Interviewé par Soubha Es-Siari |
Depuis plusieurs années, la gouvernance des finances publiques se pose avec acuité. Et pour cause, la rareté des ressources financières face aux multiples défis économiques et sociaux qui ne cessent de s’amplifier avec la multiplicité et la récurrence des crises et des soubresauts sévères.
La complexité et l’incertitude du contexte macroéconomique rend difficile la prise de décisions aussi bien pour les responsables politiques que pour le simple citoyen qui ne sait plus quand va débuter une crise, ni combien de temps elle va durer, ni prévoir ses impacts multiformes.
C’est dans ce cadre qu’intervient la 15e édition du Colloque international des finances publiques organisé par le Ministère de l’Economie et des Finances précisément par la TGR et Fondafip. La thématique choisie pour cette année est quelle gouvernance des finances publiques dans un monde multi-crises ?

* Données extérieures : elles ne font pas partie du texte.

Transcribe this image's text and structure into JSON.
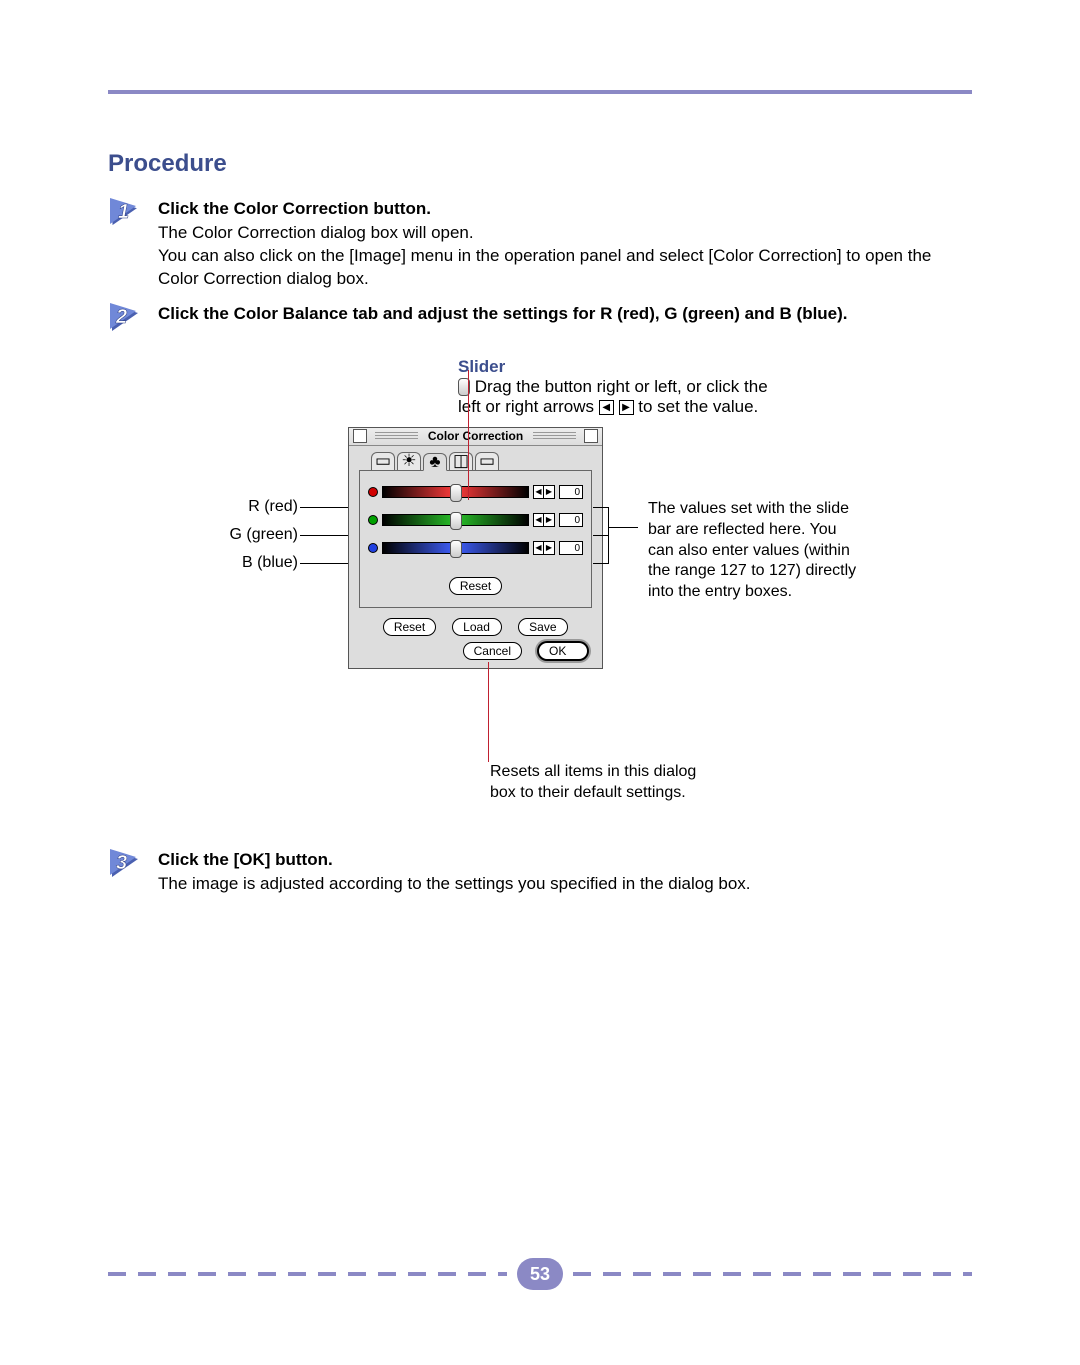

Il faut dire que ces dernières années ont été marquées par de sérieuses crises et des soubresauts sévères qui ont mis sous pression les finances publiques et leur modèle de gouvernance. Les agrégats macro-économiques ont été terriblement affectés à telle enseigne que l’on se demandait si les pouvoirs publics parviendraient à honorer leurs engagements aussi bien économiques que sociaux tels qu’ils sont fixés dans les lois de finances.
Justement pour répondre à ces besoins, le gouvernement a pris un certain nombre de mesures que ce soit en matière d’investissement, de rationalisation des dépenses, de substitution aux importations, réforme du secteur public…
Bien que ces crises soient un moment difficile pour les économies, elles sont également une occasion pour prendre des décisions optimales et durables. C’est d’ailleurs l’enjeu de la rencontre qui réunit une pléiade d’experts, d’économistes, de juristes et de hauts responsables.
« Il est important de préciser que la survenance des crises du 21 e siècle se caractérise par leur simultanéité et le fait qu’elles se produisent dans un monde globalisé plus vulnérable, où les hommes sont plus interconnectés, plus interdépendants et où l’information circule instantanément notamment via les réseaux sociaux » , tient à préciser à juste titre le trésorier général du Royaume.
Elle va même jusqu’à remettre en cause les différentes théories économiques des siècles précédents : le keynésianisme, le libéralisme… jusqu’à l’exigence d’un Etat providence.
Le trésorier général du Royaume a rappelé par ailleurs l’interventionnisme étatique aussi bien lors de la crise sanitaire que celle ukrainienne pour limiter les conséquences économiques, sociales des crises et relancer la machine économique.
Toutefois, cet interventionnisme à outrance s’est traduit par un creusement du déficit et un accroissement sans précédent de la dette.
Trouver des solutions durables aux crises et risques actuels et remettre l’économie et les finances publiques sur des trajectoires de croissance et de viabilité requiert le renouvellement des concepts économiques, du cadre législatif et réglementaire et des outils et instruments, tenant compte des réalité du 21e siècle. Le modèle de gouvernance actuel est de ce fait appelé à s’adapter aux nouvelles réalités.
Sur un autre registre, le trésorier général du Royaume explique que la programmation pluriannuelle, l’évaluation en dynamique et l’intégration de l’intelligence artificielle doivent, bien entendu, être combinées avec une meilleure convergence des politiques publiques et une coordination optimisée des acteurs et des décideurs en charge de la réalisation des différents programmes et projets politiques.
En définitive, il est demandé à l’Etat d’adapter ses missions aux nouvelles réalités économiques et sociales.
Autrement dit, l’Etat ne doit pas abandonner sa place centrale dans le développement, ce sont ses modes d’intervention et ses formes d’actions qui doivent être repensés au regard des expériences historiques et des défis du monde contemporain.
Selon Noureddine Bensouda, pour accomplir ses missions et atteindre les résultats escomptés des politiques publiques, l’Etat doit s’appuyer, pour les besoins de pilotage sur ses actions, sur ses institutions, des lois et des règles formelles.
Il reste tout de même confiant que les moments de crises ne sont pas uniquement des chemins semés d’embûches mais représentent également des opportunités pour réformer les finances publiques, les assainir et reconstituer des marges de manœuvre.